In essence, we developed and implemented a range of “scanning probe” techniques to measure functional (electrochemical) information during metal dissolution with unprecedented spatial resolution, which is broadly relevant for corrosion applications. We effectively showed that this novel approach is generally applicable to the degradation of polycrystalline metals by applying it to study the corrosion of zinc and iron.
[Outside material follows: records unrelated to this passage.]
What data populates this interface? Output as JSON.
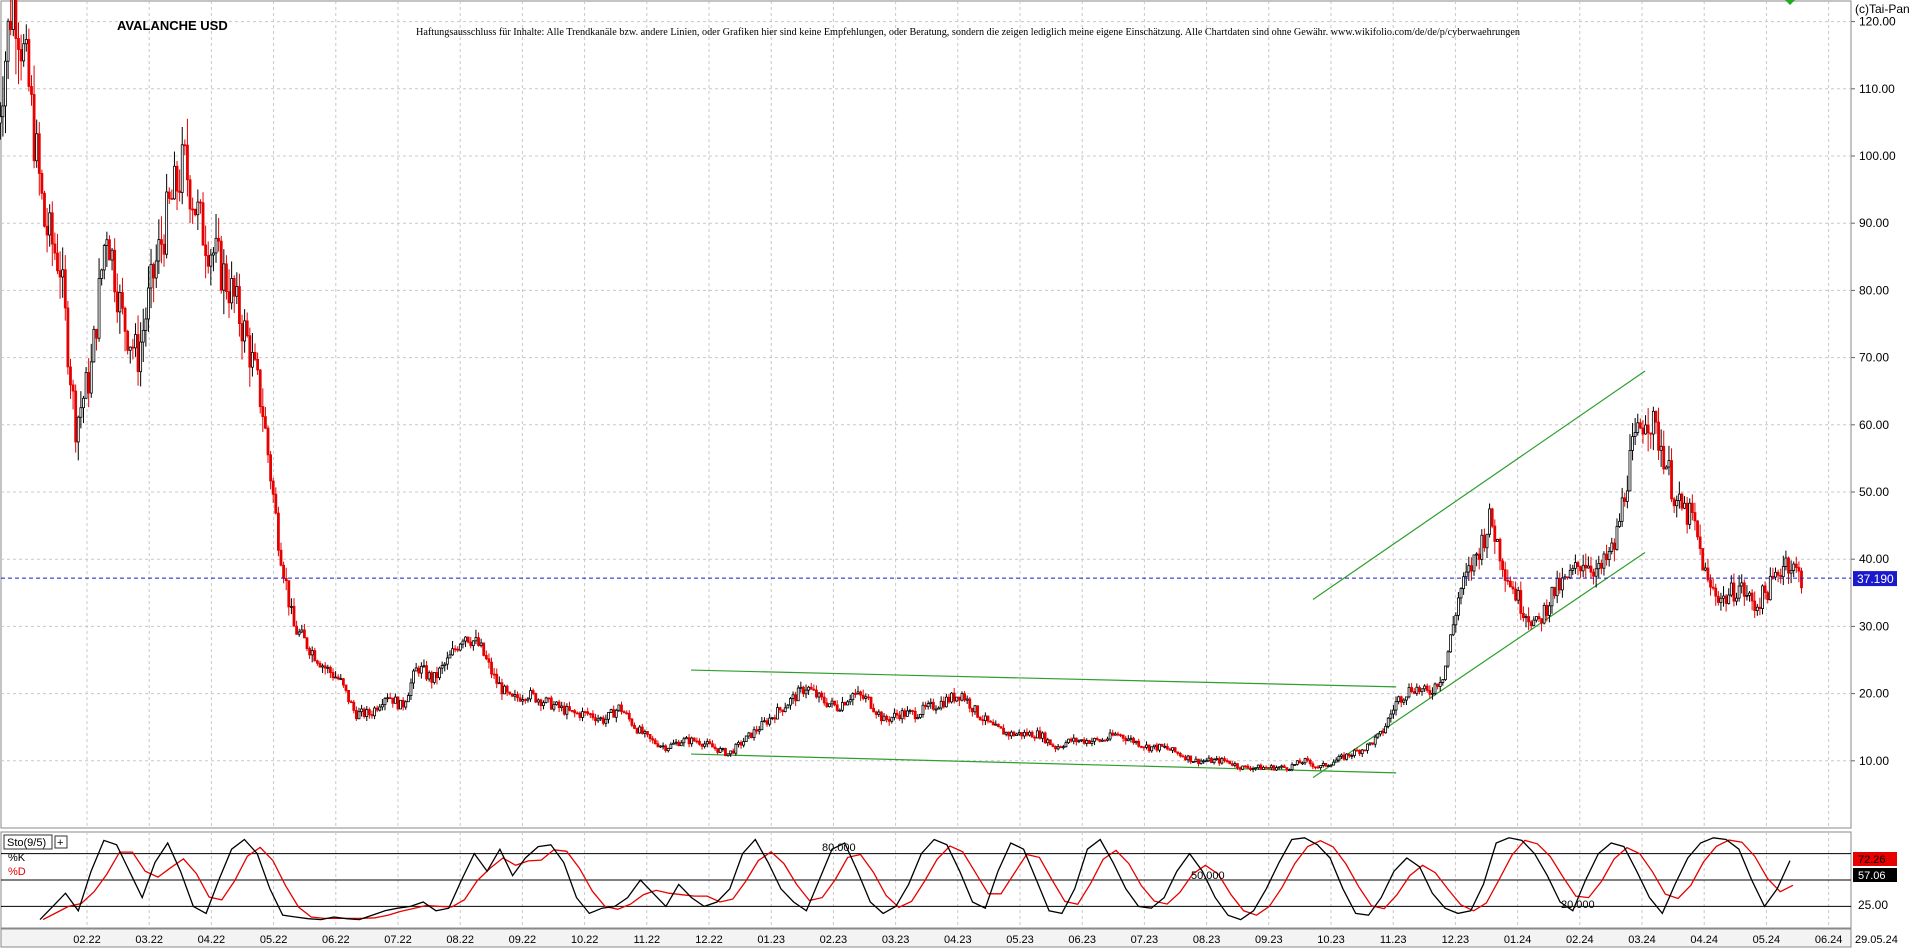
{
  "chart_data": [
    {
      "type": "candlestick",
      "title": "AVALANCHE USD",
      "credit": "(c)Tai-Pan",
      "disclaimer": "Haftungsausschluss für Inhalte: Alle Trendkanäle bzw. andere Linien, oder Grafiken hier sind keine Empfehlungen, oder Beratung, sondern die zeigen lediglich meine eigene Einschätzung. Alle Chartdaten sind ohne Gewähr. www.wikifolio.com/de/de/p/cyberwaehrungen",
      "y_ticks": [
        "120.00",
        "110.00",
        "100.00",
        "90.00",
        "80.00",
        "70.00",
        "60.00",
        "50.00",
        "40.00",
        "30.00",
        "20.00",
        "10.00"
      ],
      "ylim": [
        0,
        129
      ],
      "x_ticks": [
        "02.22",
        "03.22",
        "04.22",
        "05.22",
        "06.22",
        "07.22",
        "08.22",
        "09.22",
        "10.22",
        "11.22",
        "12.22",
        "01.23",
        "02.23",
        "03.23",
        "04.23",
        "05.23",
        "06.23",
        "07.23",
        "08.23",
        "09.23",
        "10.23",
        "11.23",
        "12.23",
        "01.24",
        "02.24",
        "03.24",
        "04.24",
        "05.24",
        "06.24"
      ],
      "date_label": "29.05.24",
      "last_price": "37.190",
      "last_price_value": 37.19,
      "price_path": [
        [
          "01.22",
          105
        ],
        [
          "01.22",
          125
        ],
        [
          "01.22",
          110
        ],
        [
          "01.22",
          90
        ],
        [
          "02.22",
          84
        ],
        [
          "02.22",
          60
        ],
        [
          "02.22",
          68
        ],
        [
          "02.22",
          90
        ],
        [
          "03.22",
          76
        ],
        [
          "03.22",
          70
        ],
        [
          "03.22",
          82
        ],
        [
          "03.22",
          92
        ],
        [
          "04.22",
          99
        ],
        [
          "04.22",
          90
        ],
        [
          "04.22",
          85
        ],
        [
          "04.22",
          80
        ],
        [
          "05.22",
          73
        ],
        [
          "05.22",
          63
        ],
        [
          "05.22",
          44
        ],
        [
          "05.22",
          30
        ],
        [
          "06.22",
          27
        ],
        [
          "06.22",
          24
        ],
        [
          "06.22",
          22
        ],
        [
          "06.22",
          17
        ],
        [
          "07.22",
          17
        ],
        [
          "07.22",
          20
        ],
        [
          "07.22",
          18
        ],
        [
          "07.22",
          24
        ],
        [
          "08.22",
          22
        ],
        [
          "08.22",
          25
        ],
        [
          "08.22",
          29
        ],
        [
          "08.22",
          27
        ],
        [
          "09.22",
          22
        ],
        [
          "09.22",
          19
        ],
        [
          "09.22",
          20
        ],
        [
          "09.22",
          19
        ],
        [
          "10.22",
          18
        ],
        [
          "10.22",
          17
        ],
        [
          "10.22",
          17
        ],
        [
          "10.22",
          16
        ],
        [
          "11.22",
          18
        ],
        [
          "11.22",
          15
        ],
        [
          "11.22",
          13
        ],
        [
          "11.22",
          12
        ],
        [
          "12.22",
          13
        ],
        [
          "12.22",
          13
        ],
        [
          "12.22",
          12
        ],
        [
          "12.22",
          11
        ],
        [
          "01.23",
          13
        ],
        [
          "01.23",
          15
        ],
        [
          "01.23",
          17
        ],
        [
          "01.23",
          19
        ],
        [
          "02.23",
          21
        ],
        [
          "02.23",
          19
        ],
        [
          "02.23",
          18
        ],
        [
          "02.23",
          20
        ],
        [
          "03.23",
          19
        ],
        [
          "03.23",
          16
        ],
        [
          "03.23",
          17
        ],
        [
          "03.23",
          17
        ],
        [
          "04.23",
          18
        ],
        [
          "04.23",
          19
        ],
        [
          "04.23",
          20
        ],
        [
          "04.23",
          17
        ],
        [
          "05.23",
          15
        ],
        [
          "05.23",
          14
        ],
        [
          "05.23",
          14
        ],
        [
          "05.23",
          14
        ],
        [
          "06.23",
          12
        ],
        [
          "06.23",
          13
        ],
        [
          "06.23",
          13
        ],
        [
          "06.23",
          13
        ],
        [
          "07.23",
          14
        ],
        [
          "07.23",
          13
        ],
        [
          "07.23",
          12
        ],
        [
          "07.23",
          12
        ],
        [
          "08.23",
          11
        ],
        [
          "08.23",
          10
        ],
        [
          "08.23",
          10
        ],
        [
          "08.23",
          10
        ],
        [
          "09.23",
          9
        ],
        [
          "09.23",
          9
        ],
        [
          "09.23",
          9
        ],
        [
          "09.23",
          9
        ],
        [
          "10.23",
          10
        ],
        [
          "10.23",
          9
        ],
        [
          "10.23",
          10
        ],
        [
          "10.23",
          11
        ],
        [
          "11.23",
          12
        ],
        [
          "11.23",
          14
        ],
        [
          "11.23",
          19
        ],
        [
          "11.23",
          21
        ],
        [
          "12.23",
          20
        ],
        [
          "12.23",
          23
        ],
        [
          "12.23",
          35
        ],
        [
          "12.23",
          40
        ],
        [
          "01.24",
          46
        ],
        [
          "01.24",
          38
        ],
        [
          "01.24",
          33
        ],
        [
          "01.24",
          30
        ],
        [
          "02.24",
          35
        ],
        [
          "02.24",
          37
        ],
        [
          "02.24",
          40
        ],
        [
          "02.24",
          38
        ],
        [
          "03.24",
          42
        ],
        [
          "03.24",
          55
        ],
        [
          "03.24",
          62
        ],
        [
          "03.24",
          57
        ],
        [
          "04.24",
          48
        ],
        [
          "04.24",
          46
        ],
        [
          "04.24",
          36
        ],
        [
          "04.24",
          34
        ],
        [
          "05.24",
          36
        ],
        [
          "05.24",
          33
        ],
        [
          "05.24",
          36
        ],
        [
          "05.24",
          40
        ],
        [
          "06.24",
          37.19
        ]
      ],
      "trendlines": [
        {
          "color": "#2f9e2f",
          "from": [
            "12.22",
            23.5
          ],
          "to": [
            "11.23",
            21
          ]
        },
        {
          "color": "#2f9e2f",
          "from": [
            "12.22",
            11
          ],
          "to": [
            "11.23",
            8.2
          ]
        },
        {
          "color": "#2f9e2f",
          "from": [
            "10.23",
            34
          ],
          "to": [
            "03.24",
            68
          ]
        },
        {
          "color": "#2f9e2f",
          "from": [
            "10.23",
            7.5
          ],
          "to": [
            "03.24",
            41
          ]
        }
      ]
    },
    {
      "type": "line",
      "name": "Sto(9/5)",
      "series": [
        {
          "name": "%K",
          "color": "#000000"
        },
        {
          "name": "%D",
          "color": "#e60000"
        }
      ],
      "k_label": "%K",
      "d_label": "%D",
      "upper_level": "80.000",
      "mid_level": "50.000",
      "lower_level": "20.000",
      "y_tick": "25.00",
      "mid_tick": "50.00",
      "k_last": "72.26",
      "d_last": "57.06",
      "ylim": [
        0,
        100
      ],
      "k_values": [
        5,
        20,
        35,
        15,
        60,
        95,
        90,
        60,
        30,
        70,
        92,
        60,
        20,
        12,
        50,
        85,
        96,
        80,
        40,
        10,
        8,
        6,
        5,
        8,
        6,
        5,
        10,
        15,
        18,
        20,
        25,
        15,
        18,
        50,
        80,
        60,
        85,
        55,
        75,
        88,
        90,
        70,
        30,
        12,
        18,
        20,
        30,
        50,
        35,
        20,
        45,
        30,
        20,
        25,
        40,
        80,
        96,
        70,
        40,
        25,
        15,
        50,
        85,
        92,
        60,
        25,
        12,
        20,
        45,
        80,
        96,
        90,
        60,
        25,
        18,
        60,
        92,
        85,
        50,
        15,
        12,
        40,
        85,
        96,
        70,
        40,
        20,
        18,
        30,
        60,
        80,
        60,
        30,
        10,
        5,
        15,
        40,
        70,
        96,
        98,
        90,
        75,
        40,
        12,
        10,
        30,
        60,
        75,
        65,
        35,
        18,
        12,
        15,
        45,
        92,
        98,
        95,
        80,
        55,
        25,
        15,
        50,
        80,
        92,
        88,
        60,
        30,
        12,
        45,
        75,
        92,
        98,
        96,
        85,
        50,
        20,
        40,
        72
      ]
    }
  ]
}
In addition, we adapted the “scanning probe” technology to explore local properties of the double layer on metal interfaces, thereby complementing the toolbox of local electrochemical methods for materials characterization.
L. C. Yule et al., “Nanoscale Active Sites for the Hydrogen Evolution Reaction on Low Carbon Steel”, The Journal of Physical Chemistry C, 2019, 123 (39), 24146-24155.
L. C. Yule et al., “Nanoscale electrochemical visualization of grain-dependent anodic iron dissolution from low carbon steel”, Electrochimica Acta, 2020, 332, 135267.
V. Shkirskiy et al., “Scanning Electrochemical Cell Microscopy and Correlative Surface Structural Analysis to Map Anodic and Cathodic Reactions on Polycrystalline Zn in Acid Media”, Journal of The Electrochemical Society, 2020, 167 (4), 041507
The latter study produced a lot of interest, with presentation given on international conference dedicated to corrosion “Eurocorr2019” (Seville, Spain).
After completing these works, significant focus was given to further development of “scanning probe” techniques, specifically to the investigation of properties of double layer on metal interfaces. This allowed us to interrogate minute structural features of double layer of gold nanoparticles. This work was disseminated via publication:
V. Shkirskiy et al., “Nanoscale Electrochemical Impedance Measurements in Scanning Ion Conductance Microscopy”, submitted to ACS Analytical Chemistry.
Over the project period, one review article was published addressing various aspects of the use of the “scanning probe”:
C. L. Bentley et al., “Nanoscale electrochemical mapping”, ACS Analytical Chemistry, 2018, 91 (1), 84-108.
In summary, this project led to the development of novel methodologies for probing metal interfaces. The “scanning probe” techniques have been used to investigate a range of phenomena in corrosion complemented with quantum mechanical modeling.